2.9. Reporting Bias Assessment

Methods for formally assessing bias from missing results, such as funnel plot analysis, were not used in this review. This is because the review focused on a qualitative synthesis of ML model performance rather than meta-analysis, which is a prerequisite for funnel plots. In addition, the systematic assessment of outcome reporting bias across studies was not feasible because of the heterogeneous reported outcome metrics and a focus on machine learning model performance rather than specific clinical outcomes.

3. Results

3.1. Study Characteristics

The PRISMA flow diagram (Figure 1) shows that 320 records were obtained using the systematic search approach. Of these, 35 duplicates were excluded, which resulted in 285 unique records. Titles and abstracts were checked against the inclusion criteria, leading to the exclusion of 251 records that did not meet the criteria for the study population, outcomes, or methods. The full text of the remaining 34 articles was reviewed for eligibility. Twelve articles were excluded at this stage: six had an incorrect population, three had incorrect outcomes, and three had incorrect study designs. Eventually, 22 studies were included in the qualitative synthesis because they satisfied all inclusion criteria.

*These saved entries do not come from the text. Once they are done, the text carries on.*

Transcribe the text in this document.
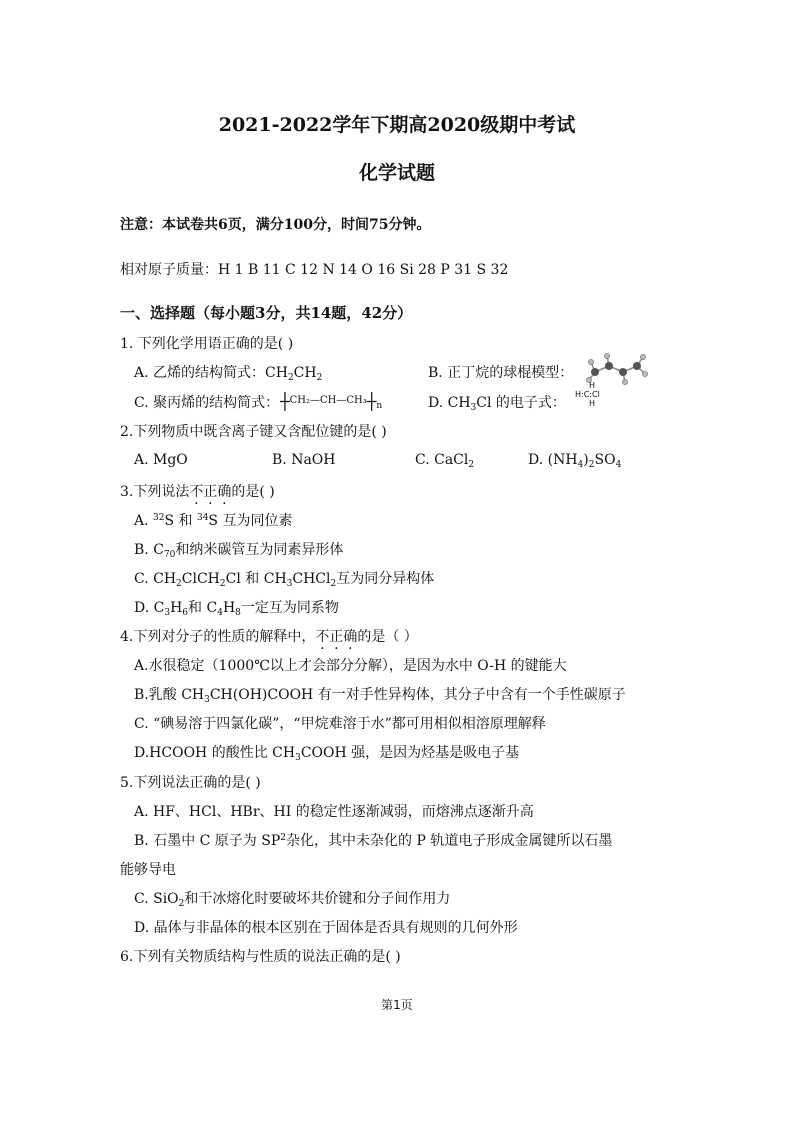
2021-2022学年下期高2020级期中考试
化学试题
注意：本试卷共6页，满分100分，时间75分钟。
相对原子质量：H 1 B 11 C 12 N 14 O 16 Si 28 P 31 S 32
一、选择题（每小题3分，共14题，42分）
1. 下列化学用语正确的是( )
A. 乙烯的结构简式：$CH_2CH_2$	B. 正丁烷的球棍模型：
C. 聚丙烯的结构简式： $┼CH_2—CH—CH_3┼_n$	D. $CH_3Cl$ 的电子式：
H
H:C:Cl
H
2.下列物质中既含离子键又含配位键的是( )
A. MgO	B. NaOH	C. CaCl$_2$	D. $(NH_4)_2SO_4$
3.下列说法不正确的是( )
A. $^{32}$S 和 $^{34}$S 互为同位素
B. $C_{70}$和纳米碳管互为同素异形体
C. $CH_2ClCH_2Cl$ 和 $CH_3CHCl_2$互为同分异构体
D. $C_3H_6$和 $C_4H_8$一定互为同系物
4.下列对分子的性质的解释中，不正确的是（ ）
A.水很稳定（1000℃以上才会部分分解），是因为水中 O-H 的键能大
B.乳酸 $CH_3CH(OH)COOH$ 有一对手性异构体，其分子中含有一个手性碳原子
C. “碘易溶于四氯化碳”，“甲烷难溶于水”都可用相似相溶原理解释
D.HCOOH 的酸性比 $CH_3COOH$ 强，是因为烃基是吸电子基
5.下列说法正确的是( )
A. HF、HCl、HBr、HI 的稳定性逐渐减弱，而熔沸点逐渐升高
B. 石墨中 C 原子为 $SP^2$杂化，其中未杂化的 P 轨道电子形成金属键所以石墨
能够导电
C. SiO$_2$和干冰熔化时要破坏共价键和分子间作用力
D. 晶体与非晶体的根本区别在于固体是否具有规则的几何外形
6.下列有关物质结构与性质的说法正确的是( )
第1页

3.2. Synthesis of Findings

The qualitative synthesis included 22 studies published between 2015 and 2022, involving 463,270 patients across six countries. Most studies (15) originated in the U.S., with Italy and China contributing two each, and Australia, Korea, and Canada contributing one each. This geographical distribution confirms the bias identified in the introduction, potentially limiting generalizability to diverse global healthcare contexts. Across all included studies, the mean patient age was 73 years, with a nearly equal representation of women (49%).

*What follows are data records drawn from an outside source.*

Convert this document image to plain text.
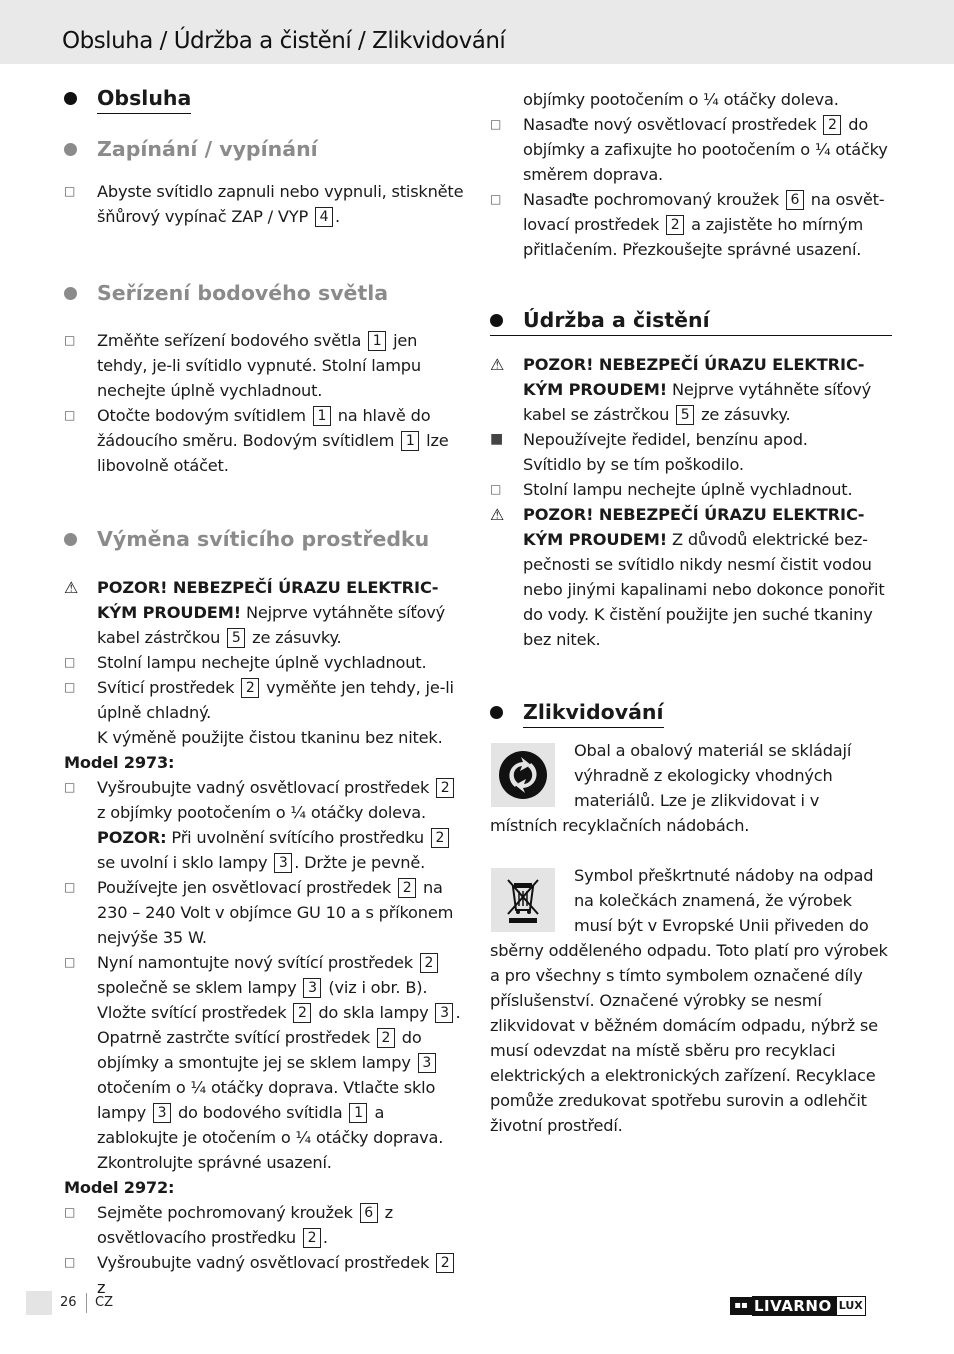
Obsluha / Údržba a čistění / Zlikvidování
Obsluha
Zapínání / vypínání
□	Abyste svítidlo zapnuli nebo vypnuli, stiskněte šňůrový vypínač ZAP / VYP 4 .
Seřízení bodového světla
□	Změňte seřízení bodového světla 1 jen tehdy, je-li svítidlo vypnuté. Stolní lampu nechejte úplně vychladnout.
□	Otočte bodovým svítidlem 1 na hlavě do žádoucího směru. Bodovým svítidlem 1 lze libovolně otáčet.
Výměna svíticího prostředku
⚠	POZOR! NEBEZPEČÍ ÚRAZU ELEKTRICKÝM PROUDEM! Nejprve vytáhněte síťový kabel zástrčkou 5 ze zásuvky.
□	Stolní lampu nechejte úplně vychladnout.
□	Svíticí prostředek 2 vyměňte jen tehdy, je-li úplně chladný.
K výměně použijte čistou tkaninu bez nitek.
Model 2973:
□	Vyšroubujte vadný osvětlovací prostředek 2 z objímky pootočením o ¼ otáčky doleva.
POZOR: Při uvolnění svítícího prostředku 2 se uvolní i sklo lampy 3 . Držte je pevně.
□	Používejte jen osvětlovací prostředek 2 na 230 – 240 Volt v objímce GU 10 a s příkonem nejvýše 35 W.
□	Nyní namontujte nový svítící prostředek 2 společně se sklem lampy 3 (viz i obr. B). Vložte svítící prostředek 2 do skla lampy 3 . Opatrně zastrčte svítící prostředek 2 do objímky a smontujte jej se sklem lampy 3 otočením o ¼ otáčky doprava. Vtlačte sklo lampy 3 do bodového svítidla 1 a zablokujte je otočením o ¼ otáčky doprava. Zkontrolujte správné usazení.
Model 2972:
□	Sejměte pochromovaný kroužek 6 z osvětlovacího prostředku 2 .
□	Vyšroubujte vadný osvětlovací prostředek 2 z
objímky pootočením o ¼ otáčky doleva.
□	Nasaďte nový osvětlovací prostředek 2 do objímky a zafixujte ho pootočením o ¼ otáčky směrem doprava.
□	Nasaďte pochromovaný kroužek 6 na osvětlovací prostředek 2 a zajistěte ho mírným přitlačením. Přezkoušejte správné usazení.
Údržba a čistění
⚠	POZOR! NEBEZPEČÍ ÚRAZU ELEKTRICKÝM PROUDEM! Nejprve vytáhněte síťový kabel se zástrčkou 5 ze zásuvky.
■	Nepoužívejte ředidel, benzínu apod.
Svítidlo by se tím poškodilo.
□	Stolní lampu nechejte úplně vychladnout.
⚠	POZOR! NEBEZPEČÍ ÚRAZU ELEKTRICKÝM PROUDEM! Z důvodů elektrické bezpečnosti se svítidlo nikdy nesmí čistit vodou nebo jinými kapalinami nebo dokonce ponořit do vody. K čistění použijte jen suché tkaniny bez nitek.
Zlikvidování
Obal a obalový materiál se skládají výhradně z ekologicky vhodných materiálů. Lze je zlikvidovat i v místních recyklačních nádobách.
Symbol přeškrtnuté nádoby na odpad na kolečkách znamená, že výrobek musí být v Evropské Unii přiveden do sběrny odděleného odpadu. Toto platí pro výrobek a pro všechny s tímto symbolem označené díly příslušenství. Označené výrobky se nesmí zlikvidovat v běžném domácím odpadu, nýbrž se musí odevzdat na místě sběru pro recyklaci elektrických a elektronických zařízení. Recyklace pomůže zredukovat spotřebu surovin a odlehčit životní prostředí.
26 CZ	▪▪ LIVARNO LUX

Regarding the prediction windows, 14 studies (63.6%) focused on 30-day readmissions, involving patients aged 65–81.5 years with varied sex distributions (49–97.6% male). These studies reported moderate to high predictive accuracy, with AUC values ranging from 0.70 to 0.95 (median AUC: 0.82). One study examined both 90-day and 180-day readmissions (demographics not provided). Five studies (22.7%) tracked one-year readmission rates among patients aged 72–78 years, with a higher proportion of females (52.2–63%). One study reported on three-year outcomes, involving patients with a mean age of 72 years and equal sex proportions.

Supervised learning algorithms (SLA) consistently showed higher performance than unsupervised approaches across all prediction windows. Algorithms such as Random Forest and Gradient Boosting are frequently employed, often achieving high AUC values (often > 0.85), suggesting their suitability for capturing complex data relationships. Simple models, such as Logistic Regression, also perform adequately in certain scenarios, particularly with careful feature engineering. Model performance varied by prediction window; models predicting 30-day readmissions generally had higher AUCs than those predicting longer-term outcomes (e.g., 1-year), possibly because of the stronger influence of short-term post-discharge factors. SLA demonstrated AUCs between 0.70 and 0.99, while unsupervised methods showed AUCs ranging from 0.69 to 0.72 (see

Table 1. Summary of ML models for HF readmission prediction (2015–2022).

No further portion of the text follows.